Benchmarks finished in the green propelled by a modest rally in the materials and the energy sectors on Tuesday. The Dow Jones logged a new closing high yesterday. Alcoa was the first Dow company to kick off the earnings season. Meanwhile, China’s consumer price index declined in the month of March. Federal Reserve is scheduled to release its minutes of its latest meeting on Wednesday. The materials sector was the biggest gainer among the S&P 500 industry groups whereas utilities stocks were the major loser.
The Dow Jones Industrial Average (:DJI) gained 0.4% to close the day at 14,673.46. The S&P 500 added 0.4% to finish yesterday’s trading session at 1,568.61. The tech-laden Nasdaq Composite Index inched up 0.5% to end at 3,237.86. The fear-gauge CBOE Volatility Index (:VIX) fell 2.7% to settle at 12.84. Consolidated volumes on the New York Stock Exchange, American Stock Exchange and Nasdaq were roughly 5.71 billion shares, significantly lower than 2012’s daily average of 6.45 billion shares. Advancing stocks outnumbered the decliners. For the 59% that advanced, 37% declined.
Alcoa Inc (NYSE:AA) reported its first quarter results after the close of markets on Monday. The first Dow company to post results, Alcoa’s profits came in above the Street’s estimate due to increase in demand from aircraft and car manufacturers. But revenue fell short of expectations. Shares of the company remained unchanged yesterday. According to Thomson Reuters data, profits of S&P 500 companies are expected to increase by 1.5% from the same quarter a year ago. Banking major JPMorgan Chase & Co. (NYSE:JPM) and Wells Fargo & Co (NYSE:WFC) are scheduled to report quarterly results on Friday.
On the international front, China’s consumer price index declined to 2.1% in March from February’s figure of 3.2%. The country was experiencing annual inflation of nearly 4% a year earlier. But producer price deflation has increased. Sun Junwei, China economist at HSBC in Beijing said: “We think the inflation outlook remains benign. If you look at the overall demand picture, China is recovering but the pace is still very gradual which means inflation is not a near-term concern.”

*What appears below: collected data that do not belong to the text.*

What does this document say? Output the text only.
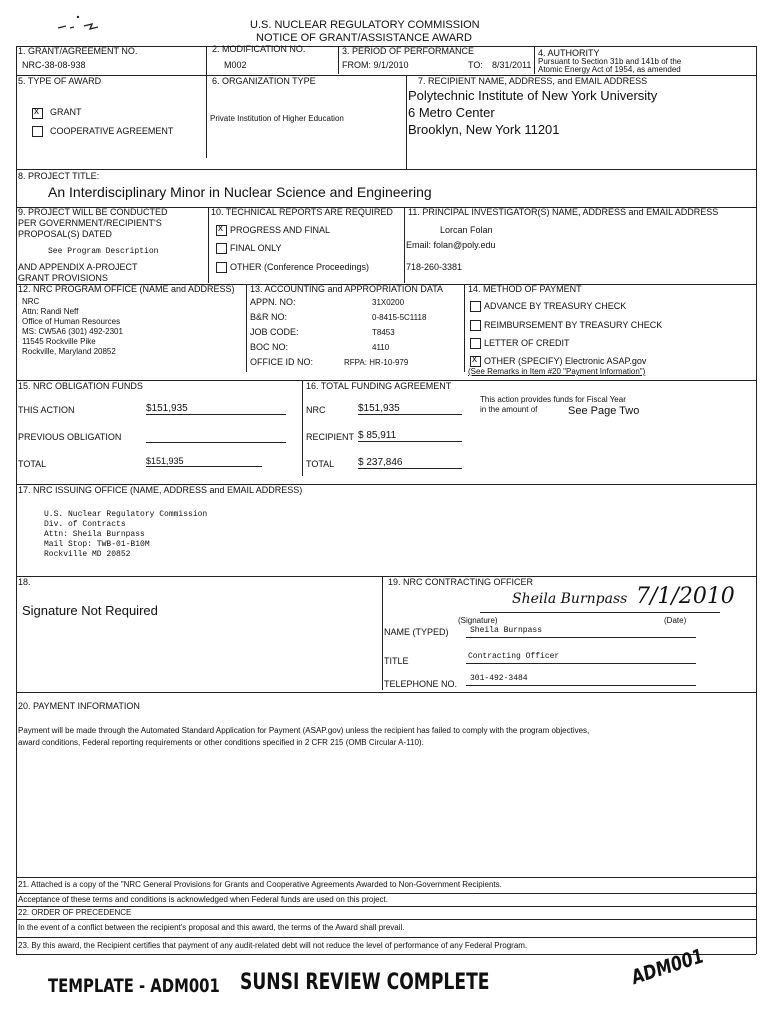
U.S. NUCLEAR REGULATORY COMMISSION
NOTICE OF GRANT/ASSISTANCE AWARD
1. GRANT/AGREEMENT NO.
NRC-38-08-938
2. MODIFICATION NO.
M002
3. PERIOD OF PERFORMANCE
FROM: 9/1/2010	TO: 8/31/2011
4. AUTHORITY
Pursuant to Section 31b and 141b of the
Atomic Energy Act of 1954, as amended
5. TYPE OF AWARD
x
GRANT
COOPERATIVE AGREEMENT
6. ORGANIZATION TYPE
Private Institution of Higher Education
7. RECIPIENT NAME, ADDRESS, and EMAIL ADDRESS
Polytechnic Institute of New York University
6 Metro Center
Brooklyn, New York 11201
8. PROJECT TITLE:
An Interdisciplinary Minor in Nuclear Science and Engineering
9. PROJECT WILL BE CONDUCTED
PER GOVERNMENT/RECIPIENT'S
PROPOSAL(S) DATED
See Program Description
AND APPENDIX A-PROJECT
GRANT PROVISIONS
10. TECHNICAL REPORTS ARE REQUIRED
x
PROGRESS AND FINAL
FINAL ONLY
OTHER (Conference Proceedings)
11. PRINCIPAL INVESTIGATOR(S) NAME, ADDRESS and EMAIL ADDRESS
Lorcan Folan
Email: folan@poly.edu
718-260-3381
12. NRC PROGRAM OFFICE (NAME and ADDRESS)
NRC
Attn: Randi Neff
Office of Human Resources
MS: CW5A6 (301) 492-2301
11545 Rockville Pike
Rockville, Maryland 20852
13. ACCOUNTING and APPROPRIATION DATA
APPN. NO:	31X0200
B&R NO:	0-8415-5C1118
JOB CODE:	T8453
BOC NO:	4110
OFFICE ID NO:	RFPA: HR-10-979
14. METHOD OF PAYMENT
ADVANCE BY TREASURY CHECK
REIMBURSEMENT BY TREASURY CHECK
LETTER OF CREDIT
x
OTHER (SPECIFY) Electronic ASAP.gov
(See Remarks in Item #20 "Payment Information")
15. NRC OBLIGATION FUNDS
THIS ACTION	$151,935
PREVIOUS OBLIGATION
TOTAL	$151,935
16. TOTAL FUNDING AGREEMENT
NRC	$151,935
RECIPIENT $ 85,911
TOTAL $ 237,846
This action provides funds for Fiscal Year
in the amount of	See Page Two
17. NRC ISSUING OFFICE (NAME, ADDRESS and EMAIL ADDRESS)
U.S. Nuclear Regulatory Commission
Div. of Contracts
Attn: Sheila Burnpass
Mail Stop: TWB-01-B10M
Rockville MD 20852
18.
Signature Not Required
19. NRC CONTRACTING OFFICER
Sheila Burnpass 7/1/2010
(Signature)	(Date)
NAME (TYPED)	Sheila Burnpass
TITLE	Contracting Officer
TELEPHONE NO.
301-492-3484
20. PAYMENT INFORMATION
Payment will be made through the Automated Standard Application for Payment (ASAP.gov) unless the recipient has failed to comply with the program objectives,
award conditions, Federal reporting requirements or other conditions specified in 2 CFR 215 (OMB Circular A-110).
21. Attached is a copy of the "NRC General Provisions for Grants and Cooperative Agreements Awarded to Non-Government Recipients.
Acceptance of these terms and conditions is acknowledged when Federal funds are used on this project.
22. ORDER OF PRECEDENCE
In the event of a conflict between the recipient's proposal and this award, the terms of the Award shall prevail.
23. By this award, the Recipient certifies that payment of any audit-related debt will not reduce the level of performance of any Federal Program.
TEMPLATE - ADM001 SUNSI REVIEW COMPLETE	ADM001
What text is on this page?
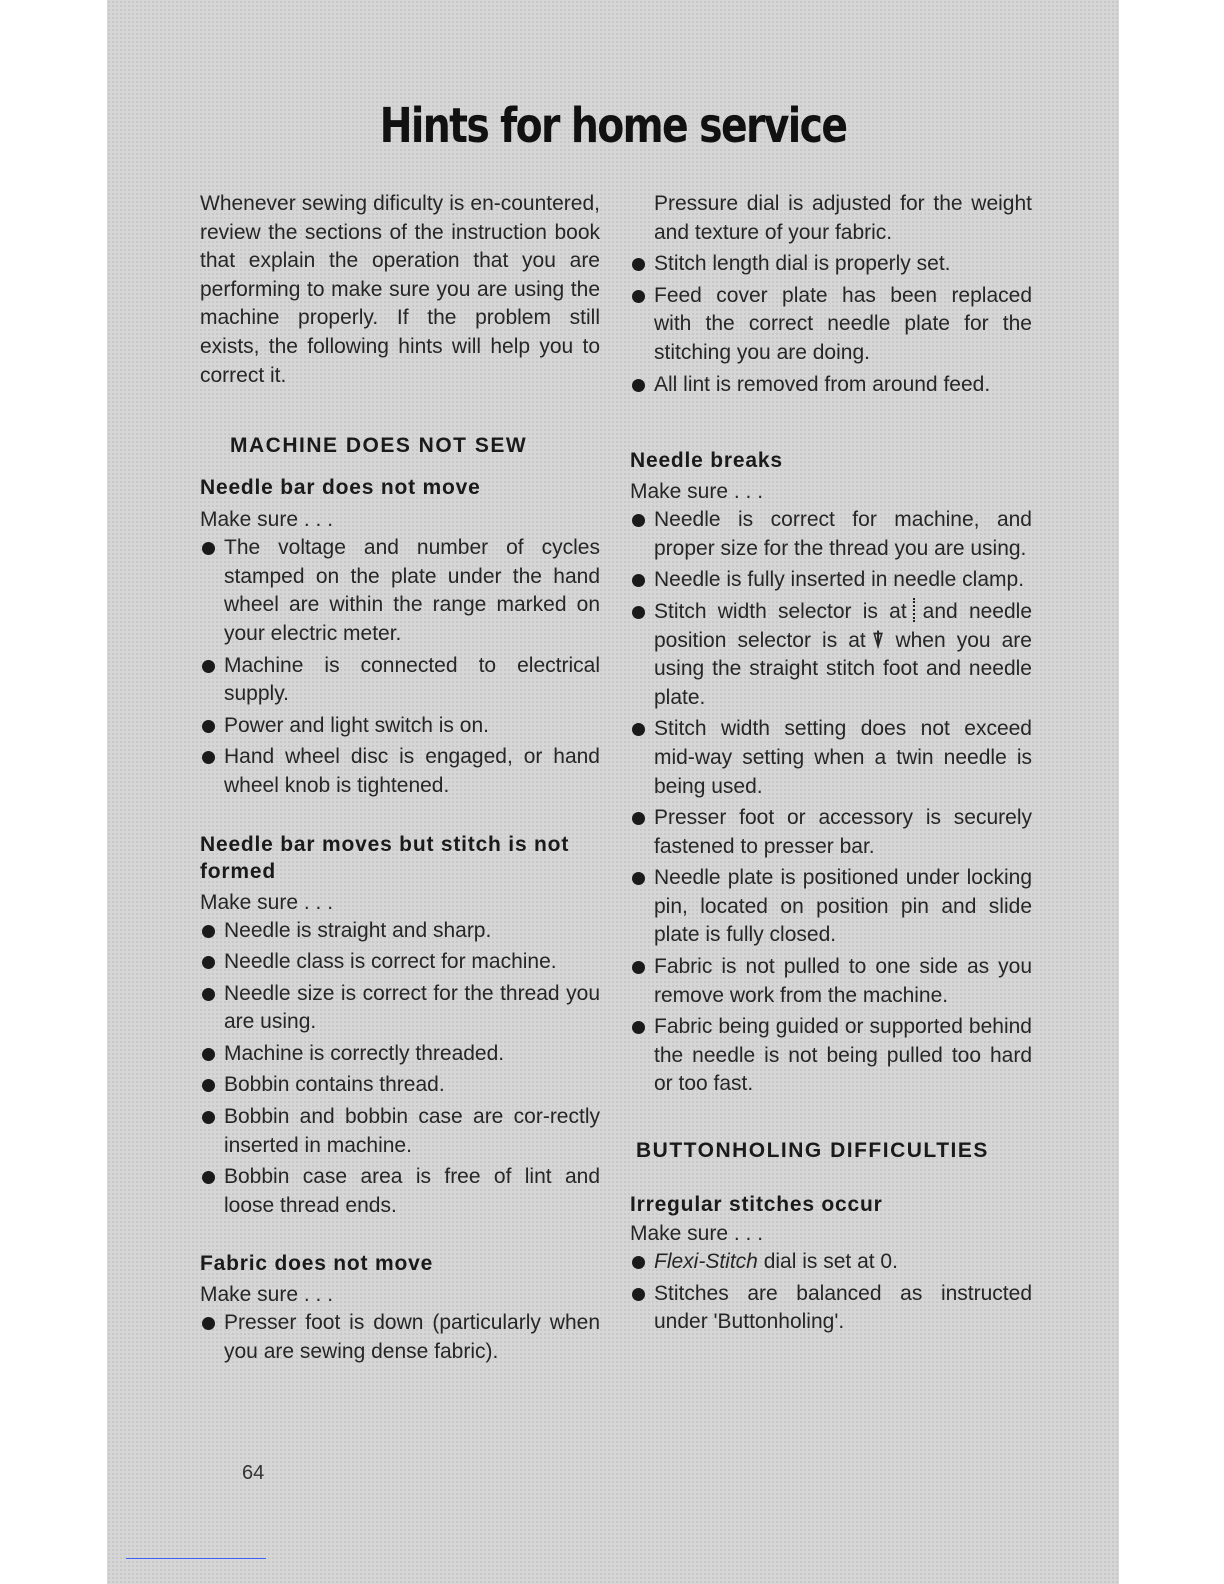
Hints for home service

Whenever sewing dificulty is en-countered, review the sections of the instruction book that explain the operation that you are performing to make sure you are using the machine properly. If the problem still exists, the following hints will help you to correct it.

MACHINE DOES NOT SEW

Needle bar does not move

Make sure . . .

The voltage and number of cycles stamped on the plate under the hand wheel are within the range marked on your electric meter.
Machine is connected to electrical supply.
Power and light switch is on.
Hand wheel disc is engaged, or hand wheel knob is tightened.

Needle bar moves but stitch is not formed

Make sure . . .

Needle is straight and sharp.
Needle class is correct for machine.
Needle size is correct for the thread you are using.
Machine is correctly threaded.
Bobbin contains thread.
Bobbin and bobbin case are cor-rectly inserted in machine.
Bobbin case area is free of lint and loose thread ends.

Fabric does not move

Make sure . . .

Presser foot is down (particularly when you are sewing dense fabric).
Pressure dial is adjusted for the weight and texture of your fabric.
Stitch length dial is properly set.
Feed cover plate has been replaced with the correct needle plate for the stitching you are doing.
All lint is removed from around feed.

Needle breaks

Make sure . . .

Needle is correct for machine, and proper size for the thread you are using.
Needle is fully inserted in needle clamp.
Stitch width selector is at and needle position selector is at ⍒ when you are using the straight stitch foot and needle plate.
Stitch width setting does not exceed mid-way setting when a twin needle is being used.
Presser foot or accessory is securely fastened to presser bar.
Needle plate is positioned under locking pin, located on position pin and slide plate is fully closed.
Fabric is not pulled to one side as you remove work from the machine.
Fabric being guided or supported behind the needle is not being pulled too hard or too fast.

BUTTONHOLING DIFFICULTIES

Irregular stitches occur

Make sure . . .

Flexi-Stitch dial is set at 0.
Stitches are balanced as instructed under 'Buttonholing'.
64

On the home front, the U.S. Census Bureau reported wholesale inventories numbers on Tuesday. According to the report, wholesale inventories posted it biggest decline in nearly one and half years in February. Wholesale inventories fell 0.3% from the revised January’s figure of 0.8%. This was in contrast to the consensus estimate of an increase of 0.5%. Inventories of computer and computer peripheral equipment and software edged up 2.2% from the previous month. Inventories of farm product raw materials declined 5.7% from last month and inventories of drugs and druggists' sundries decreased 3.0%.
Utilities stocks were the major loser among the S&P 500 industry groups and the Utilities SPDR (XLU) lost 0.3%. Stocks such as Duke Energy Corp (NYSE:DUK), Dominion Resources, Inc. (NYSE:D), NextEra Energy, Inc. (NYSE:NEE), The Southern Company (NYSE:SO) and El Paso Electric Company (NYSE:EE) fell 0.5%, 0.4%, 0.9%, 0.4% and 1.3%, respectively.
The materials sector was the biggest gainer among the S&P 500 industry groups and the Materials Select Sector SPDR (XLB) gained 1.2%. Stocks such as E I Du Pont De Nemours And Co (NYSE:DD), The Dow Chemical Company (NYSE:DOW), Monsanto Company (NYSE:MON), American Vanguard Corp. (NYSE:AVD) and 3M Co (NYSE:MMM) added 0.9%, 2.5%, 0.1%, 1.0% and 0.2%, respectively.